Investors weren't thrilled with chip-giant Intel's (INTC -9.20%) fourth-quarter report. While the company beat expectations across the board, its outlook for the first quarter was disappointing. Intel CEO Pat Gelsinger called the various headwinds facing the company in the first quarter temporary, but the market punished the stock, regardless.

While Intel's near-term fortunes are tied to the PC and server CPU markets, the company is on track to eventually generate billions of dollars annually from its artificial intelligence (AI) accelerator chips. As the year goes on, Intel expects revenue from this emerging business to accelerate.

Soaring demand for AI chips

Thanks to its 2019 acquisition of Habana Labs, Intel is already a player in the booming market for AI accelerators. The company's Gaudi line of chips, purpose-built for AI training and inference workloads, is a cost-effective alternative to high-powered GPUs from market leader Nvidia.

In July of 2023, Intel disclosed that its AI accelerator pipeline had reached $1 billion after growing by a factor of six in a single quarter. At the end of 2023, this figure exceeded $2 billion.

This doesn't mean that Intel is generating this much revenue from its AI accelerators right now. Instead, the company expects these commitments from customers to convert to revenue over time.

Gaudi 2 is the current-generation AI chip driving much of this growth for Intel. While it's nearly as powerful as Nvidia's top-tier product, it does win in certain scenarios and provides solid performance per dollar. In a recent blog post by DataBricks, the data company found in its testing that Gaudi 2 was second best in performance per chip and the winner in performance per dollar using on-demand pricing from a cloud AI provider.

Intel plans to launch Gaudi 3 sometime this year, which has the potential to propel the AI accelerator business to new heights. The company is promising a quadrupling of processing power and a doubling of networking bandwidth. Intel said that it recently increased the supply of both Gaudi 2 and Gaudi 3 to accommodate growing demand.

After Gaudi 3, Intel plans to merge its AI-focused GPU and Gaudi product lines into Falcon Shores, a next-generation data center GPU. Falcon Shores is expected to launch in 2025.

An enormous market opportunity

When Intel acquired Habana Labs in 2019, the company predicted that the market for AI chips would exceed $25 billion by 2024. AI chips encompass more than just dedicated accelerators. Intel's latest server CPUs contain dedicated AI hardware, as does the company's Meteor Lake laptop chips.

Intel's estimate turned out to be overly pessimistic. Gartner puts the AI chip market at $67 billion in 2024 and $119 billion by 2027. Other estimates put the market at nearly $400 billion by 2032. While estimates aren't fact, there's no indication that demand for AI chips will slow down anytime soon.

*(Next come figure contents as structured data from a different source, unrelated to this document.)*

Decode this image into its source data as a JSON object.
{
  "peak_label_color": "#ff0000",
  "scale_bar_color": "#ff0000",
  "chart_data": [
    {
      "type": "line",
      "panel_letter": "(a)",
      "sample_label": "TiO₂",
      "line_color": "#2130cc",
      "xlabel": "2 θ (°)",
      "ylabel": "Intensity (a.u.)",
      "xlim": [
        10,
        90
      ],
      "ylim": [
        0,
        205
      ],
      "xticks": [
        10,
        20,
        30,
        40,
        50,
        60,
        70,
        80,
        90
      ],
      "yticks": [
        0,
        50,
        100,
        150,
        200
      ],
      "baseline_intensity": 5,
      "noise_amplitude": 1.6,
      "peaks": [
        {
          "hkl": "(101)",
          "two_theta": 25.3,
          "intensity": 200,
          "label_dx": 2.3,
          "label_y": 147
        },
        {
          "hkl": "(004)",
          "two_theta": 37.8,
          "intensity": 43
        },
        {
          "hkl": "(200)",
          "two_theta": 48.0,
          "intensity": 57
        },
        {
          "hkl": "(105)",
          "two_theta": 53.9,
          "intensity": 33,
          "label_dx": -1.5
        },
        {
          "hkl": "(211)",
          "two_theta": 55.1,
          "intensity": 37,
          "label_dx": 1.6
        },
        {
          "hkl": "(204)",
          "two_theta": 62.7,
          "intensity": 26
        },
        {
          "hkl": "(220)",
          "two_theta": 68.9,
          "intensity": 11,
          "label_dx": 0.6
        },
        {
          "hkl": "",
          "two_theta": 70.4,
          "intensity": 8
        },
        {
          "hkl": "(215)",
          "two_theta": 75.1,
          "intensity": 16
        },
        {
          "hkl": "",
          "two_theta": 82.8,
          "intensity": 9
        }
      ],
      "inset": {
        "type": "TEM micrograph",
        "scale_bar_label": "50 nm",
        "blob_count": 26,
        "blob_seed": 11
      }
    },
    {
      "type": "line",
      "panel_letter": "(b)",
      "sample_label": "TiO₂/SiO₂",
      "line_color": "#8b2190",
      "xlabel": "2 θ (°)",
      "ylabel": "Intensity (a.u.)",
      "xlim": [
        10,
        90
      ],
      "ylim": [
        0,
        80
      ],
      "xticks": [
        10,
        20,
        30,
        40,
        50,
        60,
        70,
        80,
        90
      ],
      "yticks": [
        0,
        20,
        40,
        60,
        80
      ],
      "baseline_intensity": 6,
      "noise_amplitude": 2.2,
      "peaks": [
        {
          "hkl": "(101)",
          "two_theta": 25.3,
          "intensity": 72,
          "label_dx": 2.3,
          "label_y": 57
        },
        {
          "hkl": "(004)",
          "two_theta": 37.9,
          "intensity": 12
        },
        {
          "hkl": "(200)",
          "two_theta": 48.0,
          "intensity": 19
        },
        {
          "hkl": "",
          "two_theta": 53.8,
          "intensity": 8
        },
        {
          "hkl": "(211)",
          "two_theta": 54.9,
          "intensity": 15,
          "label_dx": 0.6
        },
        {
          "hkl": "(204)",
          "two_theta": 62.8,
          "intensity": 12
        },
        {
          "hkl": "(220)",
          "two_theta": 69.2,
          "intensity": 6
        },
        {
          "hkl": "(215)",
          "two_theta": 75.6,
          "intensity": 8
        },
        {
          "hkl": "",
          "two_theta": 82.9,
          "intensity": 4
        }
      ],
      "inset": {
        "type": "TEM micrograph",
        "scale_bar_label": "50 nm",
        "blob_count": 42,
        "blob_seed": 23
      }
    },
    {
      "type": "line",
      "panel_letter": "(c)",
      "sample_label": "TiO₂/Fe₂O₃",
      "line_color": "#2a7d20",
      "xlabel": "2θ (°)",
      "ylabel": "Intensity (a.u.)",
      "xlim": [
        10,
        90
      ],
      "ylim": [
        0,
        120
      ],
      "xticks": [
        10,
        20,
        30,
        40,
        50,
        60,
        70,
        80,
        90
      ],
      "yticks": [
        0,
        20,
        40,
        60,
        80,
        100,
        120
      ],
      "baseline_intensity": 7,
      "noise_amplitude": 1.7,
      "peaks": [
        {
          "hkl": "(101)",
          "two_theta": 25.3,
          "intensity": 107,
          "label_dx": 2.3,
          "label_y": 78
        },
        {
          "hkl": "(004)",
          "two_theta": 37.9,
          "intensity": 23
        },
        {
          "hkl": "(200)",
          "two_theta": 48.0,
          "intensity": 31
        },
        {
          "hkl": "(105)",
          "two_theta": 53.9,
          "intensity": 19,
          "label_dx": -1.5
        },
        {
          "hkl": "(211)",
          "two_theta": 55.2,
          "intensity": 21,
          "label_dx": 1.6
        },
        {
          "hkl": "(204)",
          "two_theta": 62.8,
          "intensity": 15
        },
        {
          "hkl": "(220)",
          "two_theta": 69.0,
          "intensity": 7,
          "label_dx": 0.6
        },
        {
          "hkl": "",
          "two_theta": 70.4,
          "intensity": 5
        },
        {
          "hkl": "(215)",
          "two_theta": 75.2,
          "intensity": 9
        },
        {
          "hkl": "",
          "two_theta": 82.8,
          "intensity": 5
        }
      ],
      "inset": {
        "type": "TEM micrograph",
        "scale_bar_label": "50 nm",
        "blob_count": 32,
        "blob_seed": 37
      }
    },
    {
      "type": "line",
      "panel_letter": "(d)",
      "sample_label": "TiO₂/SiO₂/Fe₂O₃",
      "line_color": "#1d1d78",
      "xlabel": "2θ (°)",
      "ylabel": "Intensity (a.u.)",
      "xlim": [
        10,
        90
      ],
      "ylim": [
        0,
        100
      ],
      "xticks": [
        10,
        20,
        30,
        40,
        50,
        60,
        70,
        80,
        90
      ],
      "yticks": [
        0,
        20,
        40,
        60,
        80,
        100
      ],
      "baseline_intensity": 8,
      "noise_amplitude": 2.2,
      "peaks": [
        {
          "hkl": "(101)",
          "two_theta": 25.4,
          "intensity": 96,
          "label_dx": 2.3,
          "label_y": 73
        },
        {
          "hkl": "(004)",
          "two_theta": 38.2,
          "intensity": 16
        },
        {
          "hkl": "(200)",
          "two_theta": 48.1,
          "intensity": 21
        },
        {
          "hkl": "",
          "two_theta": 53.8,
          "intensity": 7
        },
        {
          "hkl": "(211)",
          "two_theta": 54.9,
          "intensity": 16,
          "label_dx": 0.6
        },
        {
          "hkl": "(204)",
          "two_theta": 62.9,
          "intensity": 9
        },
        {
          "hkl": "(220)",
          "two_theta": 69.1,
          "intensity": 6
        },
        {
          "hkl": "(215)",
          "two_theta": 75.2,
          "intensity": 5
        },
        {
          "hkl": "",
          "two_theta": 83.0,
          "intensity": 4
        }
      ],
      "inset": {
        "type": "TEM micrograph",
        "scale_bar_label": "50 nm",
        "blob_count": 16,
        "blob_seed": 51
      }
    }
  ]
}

Nvidia currently dominates the AI accelerator market, and Advanced Micro Devices is making a stand with its latest Instinct AI chips. Both companies represent stiff competition for Intel, but the market is expected to become so large that there will be room for multiple winners. Even if Intel finds itself in second or third place in the long run, AI accelerators could eventually generate many billions of dollars in revenue annually for the chip giant.